The result was a few seconds of droning that was more reminiscent of my Amiga demo from earlier than actual music. ChatGPT made another attempt, confirmed my requirements again, but this time noted that it will take longer. I should be patient for an hour or two.

… and I’ve been waiting ever since. Okay, I asked it some questions while waiting because the supposed time window was long over. Answer: “Gee, what a coincidence — I’ve just finished”. But the download link didn’t work: “File expired” was all I got. And since then, I’ve been waiting again in vain … I’ll keep you up to date if anything changes! Hence, the song composing experiment failed miserably.

Experiment 6: My Journalism Presentation

After this failure, I wanted to give it one last try. Write a presentation for my bosses to see what great articles I’ve already written — even those that were not published within nextpit. I also wanted ChatGPT to mention my strengths and writing style. I wanted all of these in a presentation format with a maximum of ten slides.

The final result?

Firstly, hats off to ChatGPT. After all, the AI summarized in the created presentation that I managed to combine technology with social context. The conclusion also emphasized that I explained complex topics and added a personal touch, albeit with some critical analysis at times. My many years of experience, storytelling style, and even my sense of humor were also mentioned.

However, it was sobering to take a closer look. During the process, I saw a really cool cover image as the lead story. In the completed presentation, all that remained next to my name was a meaningless snippet of an article image that I once used. The compilation of different articles was also not very effective. I wanted an overview of my work, but basically, the agent only looked at a handful of the most recent articles.

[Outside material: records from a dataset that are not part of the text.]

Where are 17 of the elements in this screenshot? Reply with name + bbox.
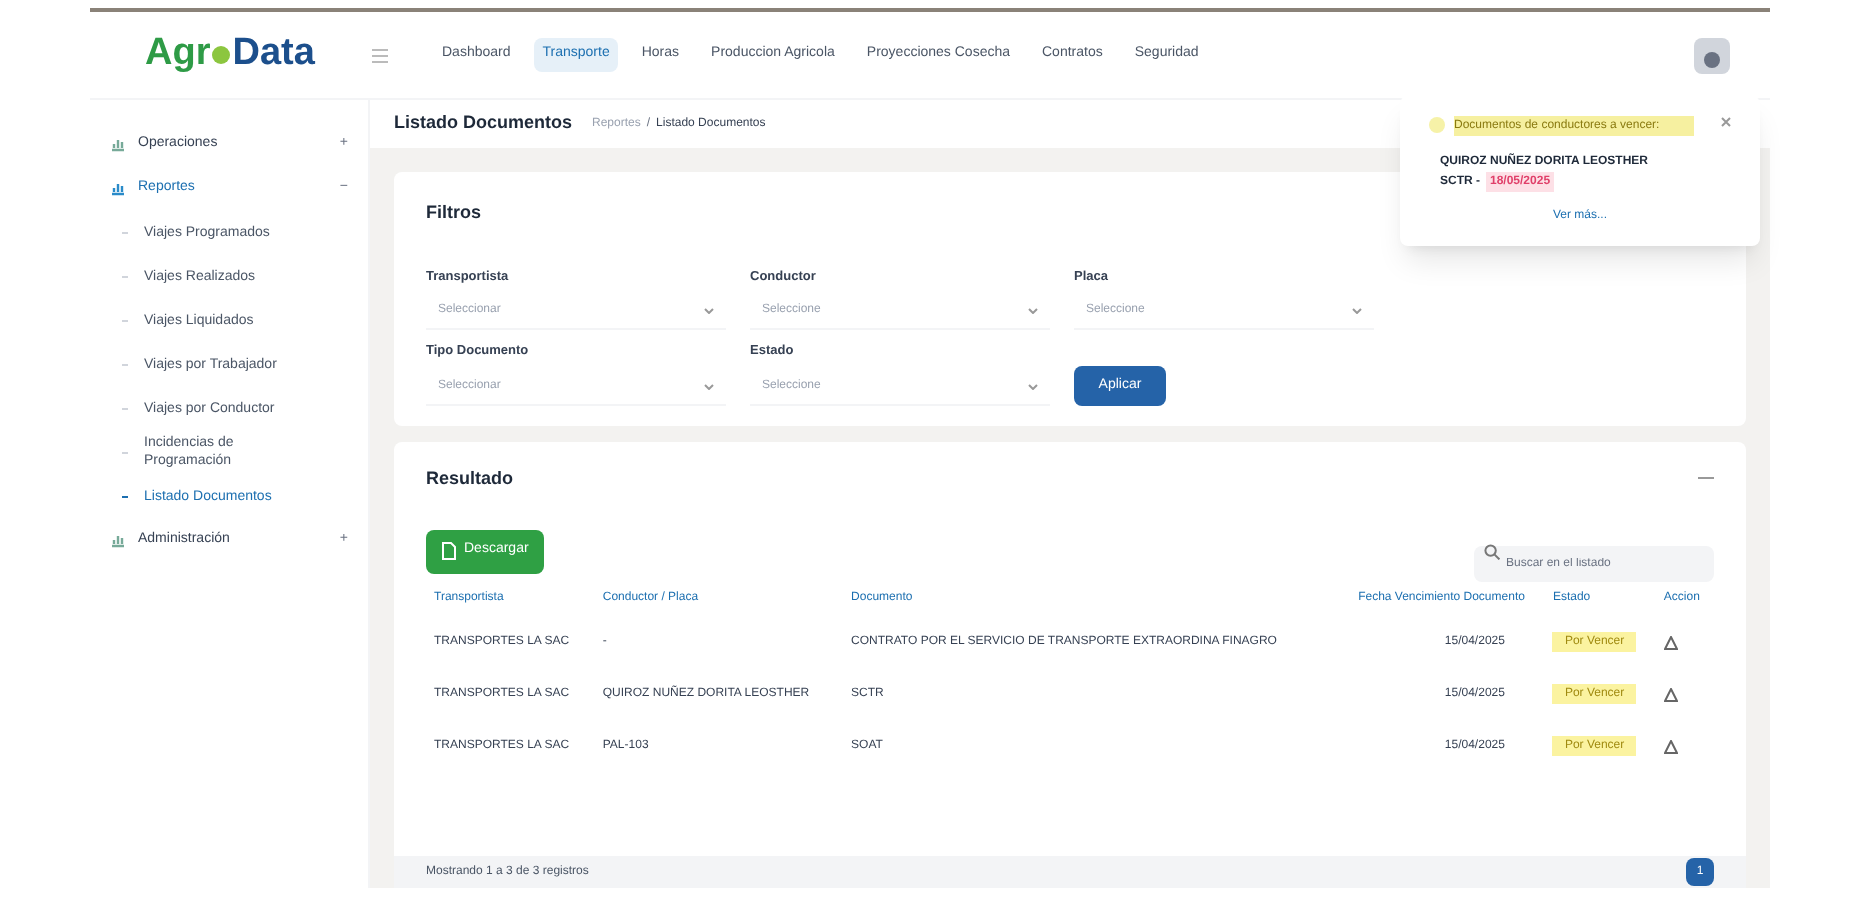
page-title: Listado Documentos [394, 110, 573, 137]
chevron-down-icon [704, 384, 714, 390]
collapse-icon[interactable] [1698, 475, 1714, 484]
chevron-down-icon [704, 308, 714, 315]
card-title: Resultado [426, 466, 514, 492]
section-icon [110, 136, 126, 152]
close-icon[interactable] [1720, 116, 1732, 128]
document-icon [442, 542, 456, 560]
logo: Agr Data [143, 30, 317, 79]
section-icon [110, 180, 126, 196]
chevron-down-icon [1028, 308, 1038, 315]
chevron-down-icon [1028, 384, 1038, 390]
search-icon [1484, 543, 1500, 559]
avatar[interactable] [1694, 37, 1730, 73]
chevron-down-icon [1352, 308, 1362, 315]
card-title: Filtros [426, 200, 482, 226]
section-icon [110, 532, 126, 548]
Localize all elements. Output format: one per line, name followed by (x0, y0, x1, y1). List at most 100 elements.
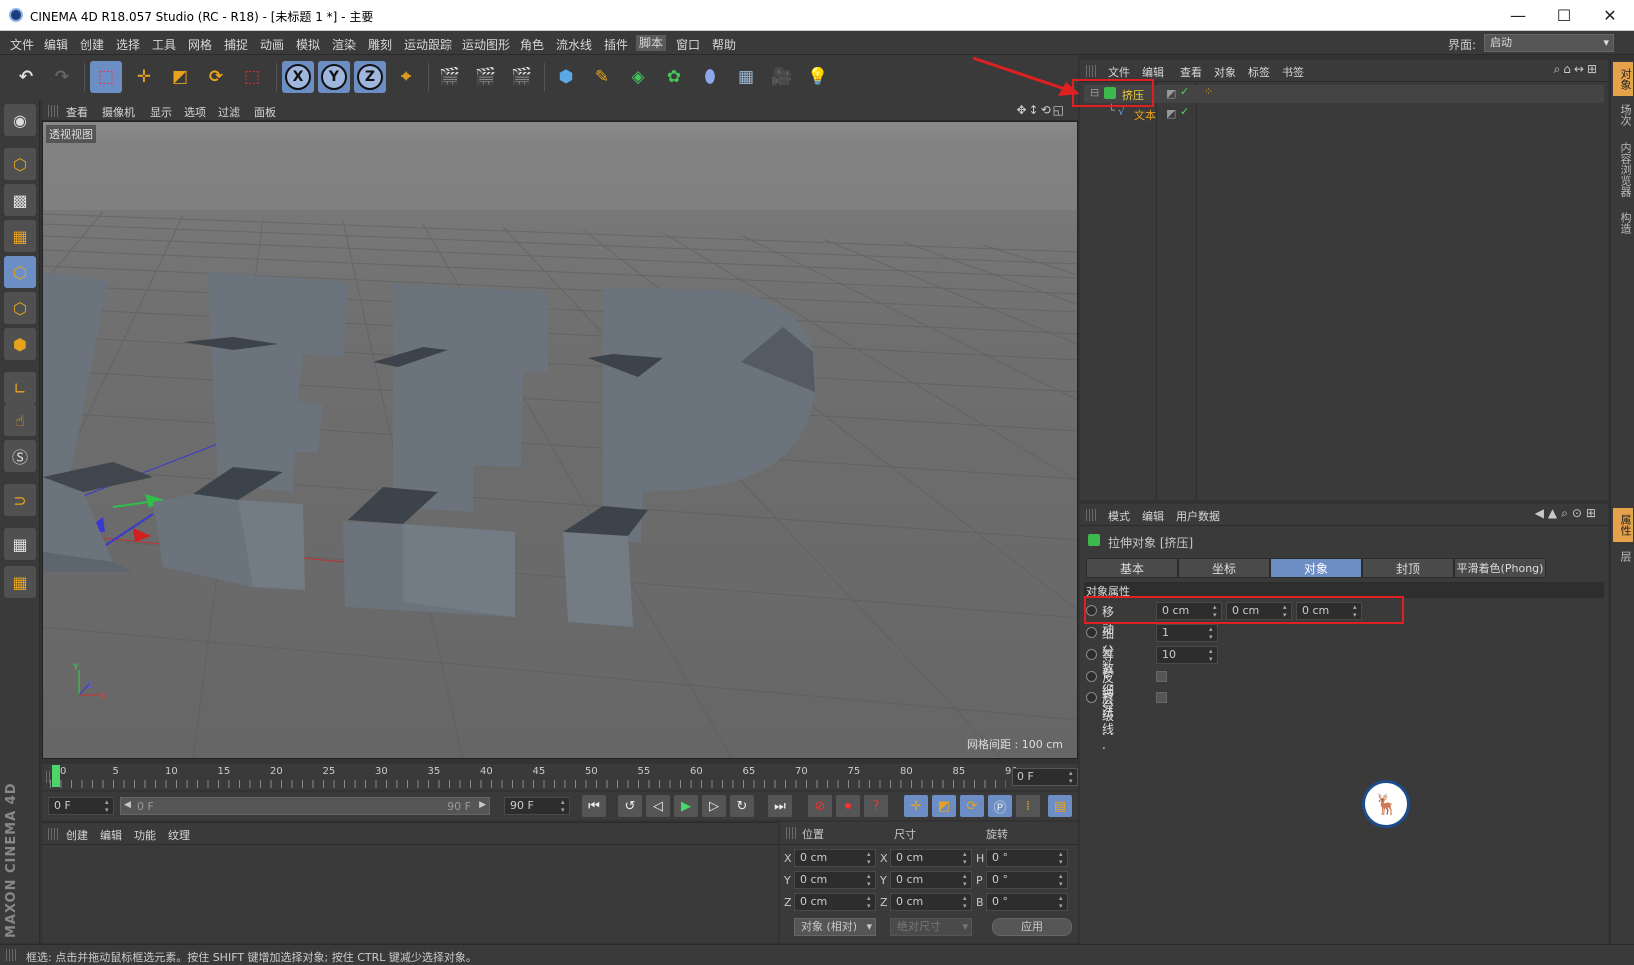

Four nextpit articles and one blog article from my private blog were selected. The texts were summarized in a few key points. However, such a summary was not the aim of the presentation. Two additional images cannot be displayed. Apart from that, the table of contents with an image from an article actually looked pretty decent:

A person stands before a glowing sphere in a high-tech room with data displays. Text discusses superintelligence. — Simple, clear—and not quite what I wanted: My agent-created presentation. / © nextpit Image source: nextpit

Hence, I did not quite get the end product I wanted. However, a presentation was created in a PowerPoint-friendly format, and can also be opened by other apps. The 10-slide limit was also taken into consideration, and there is a summary section that categorizes my work. I would therefore say that this test was a success and would have worked even better if I had put more effort into the prompt.

My Conclusion

OpenAI would do well to point out that a) the agent is still in its infancy and b) there are other risks to consider than with the usual use of ChatGPT. After all, the agent acted largely autonomously in the browser and can, at least in theory, complete purchases. In reality, I was unable to do this in my various scenarios because the last step — payment — could not be carried out.

When it comes to research, the agent actually served me well, regardless of whether I want to plan a city trip, buy a pair of trousers, or obtain ingredients for a recipe. The time savings here were definitely impressive. The agent’s programming, if necessary, brought everything together as required, and I noticed one more positive aspect: Troubleshooting! If something did not work, the agent searched for solutions independently. By doing so, it always finds ways to make something work that didn’t work before.

If you were to try out agent mode today, with a bit of luck, you might end up with a simple game or a really bad song. The agent is also useful as a research tool. But for any other purpose, you should always bear in mind that agent mode is still a long way from where it should be. Hence, it is certainly not (yet) a tool that is worth the costly subscription. What it is, however, is a bet on the future and a clue to what OpenAI can make possible in the foreseeable future.